In any event, here it was, right where we’d left it in Mars’ orbit: thirty decks of space-proofed tin can thanks to ECHO Causroy-Belforte Limited and the relatively new multi-national Milky Way Space Agency. Crosspoint itself was still a baby—only seven Earth years into the project that needed to last for decades longer—but it was worth calling home away from home. Though that was part of the point, to be honest: for more people to call this home. Most of us at the station conducted research, especially on the inter-planetary level, with hopes we’d get a similar station built out by Jupiter. But Crosspoint was more than that: it was a multi-purpose facility, acting as part of an evacuation plan for Earth, a refuge from war, environmental disaster, and any catastrophe thrown at our beloved blue ball, especially if it turned out we could no longer live on Earth’s surface in the future. Crosspoint was the lifeboat of lifeboats orbiting in wait.

And one very colourful lifeboat at that.

Damn, what had people done at the station on New Year’s Eve? Raise a Party God incarnate?

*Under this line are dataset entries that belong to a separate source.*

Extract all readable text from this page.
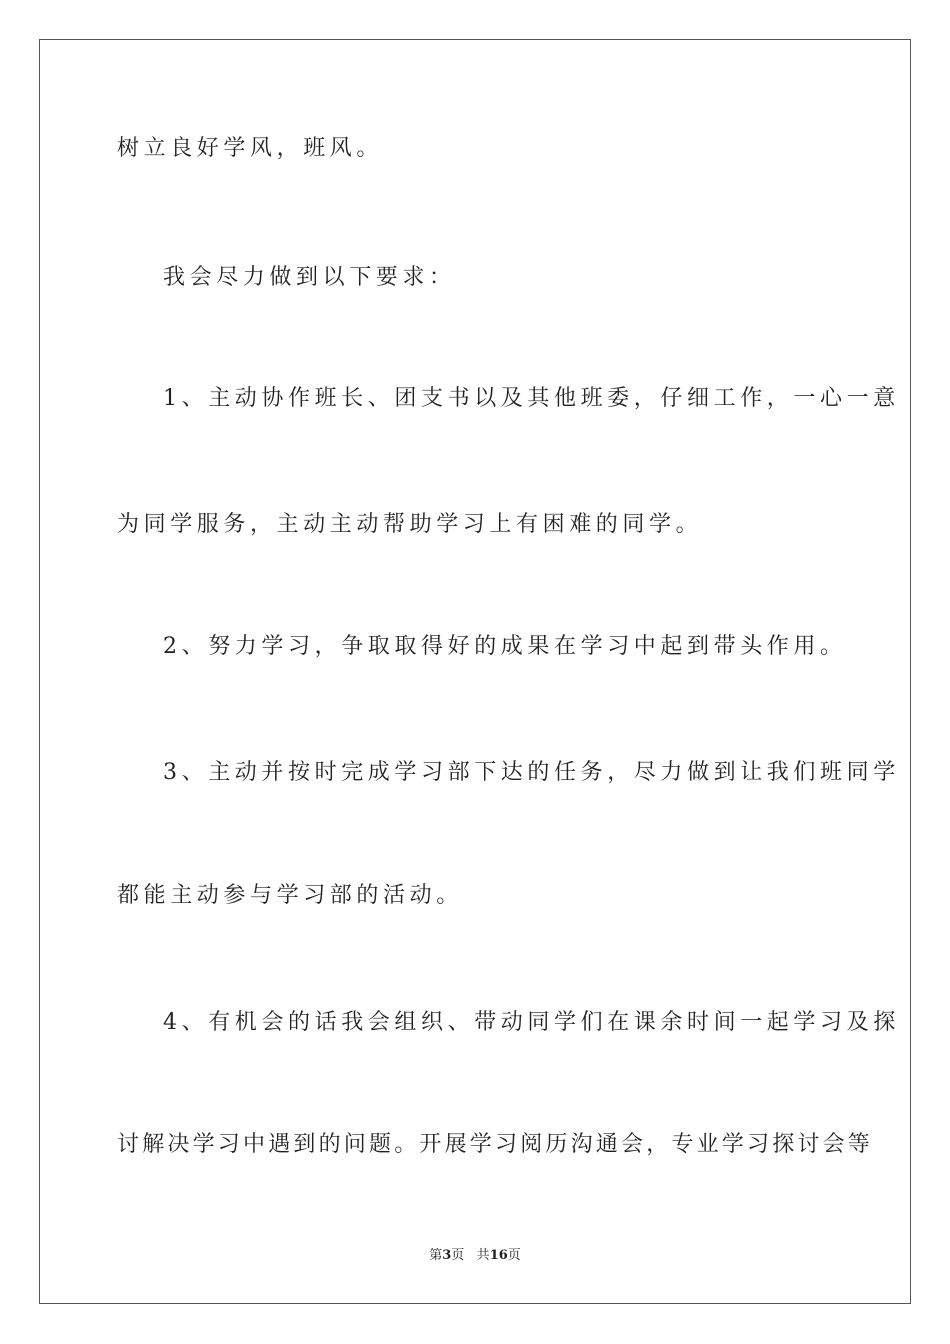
树立良好学风，班风。
我会尽力做到以下要求：
1、主动协作班长、团支书以及其他班委，仔细工作，一心一意
为同学服务，主动主动帮助学习上有困难的同学。
2、努力学习，争取取得好的成果在学习中起到带头作用。
3、主动并按时完成学习部下达的任务，尽力做到让我们班同学
都能主动参与学习部的活动。
4、有机会的话我会组织、带动同学们在课余时间一起学习及探
讨解决学习中遇到的问题。开展学习阅历沟通会，专业学习探讨会等
第3页 共16页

Stopping outside of one staff lounge, I poked my head inside, raising a brow at the trailing red and green streamers still hanging off one of the long steel tables across the room. And glitter, more fucking glitter, stuck on the floor and chairs, content to lay in glistening splendour thanks to the white lights above. I’d been finding the silver and gold specks throughout the corridors, almost as bad as the random clumps of rainbow-coloured cake sprinkles I was certain some space-born Hansel and Gretel had dropped on their way through, drunk as anything.

I didn’t know what I’d expected in the wee hours of the morning… night… whatever time we hit the docking bay, but it wasn’t all this cheer. Honestly, I’d forgotten what day it was, focused more on getting back, dumping the remains of my gear in my room, and picking up the pieces of my life—whatever was left of it. But roaming the halls, taking in the scents, sounds, and feels… I was ringing in 2099 with the fading echoes of good times and unapologetic joy, clinging to the leftovers that didn’t quite want to let go: confetti, empty bottles, and stains on couches I didn’t question.

I was just sad I’d missed it all.

Next year, I promised myself, retreating into the hallway. I still had an entire four years to digest mentally, uncertain as to how I truly felt about them. My emotions felt like they’d been stuck on tumble dry for a decade, bashing my thoughts around like rocks stuck in the cycle, dinging off every bit of machine until it looked as battered as my ship.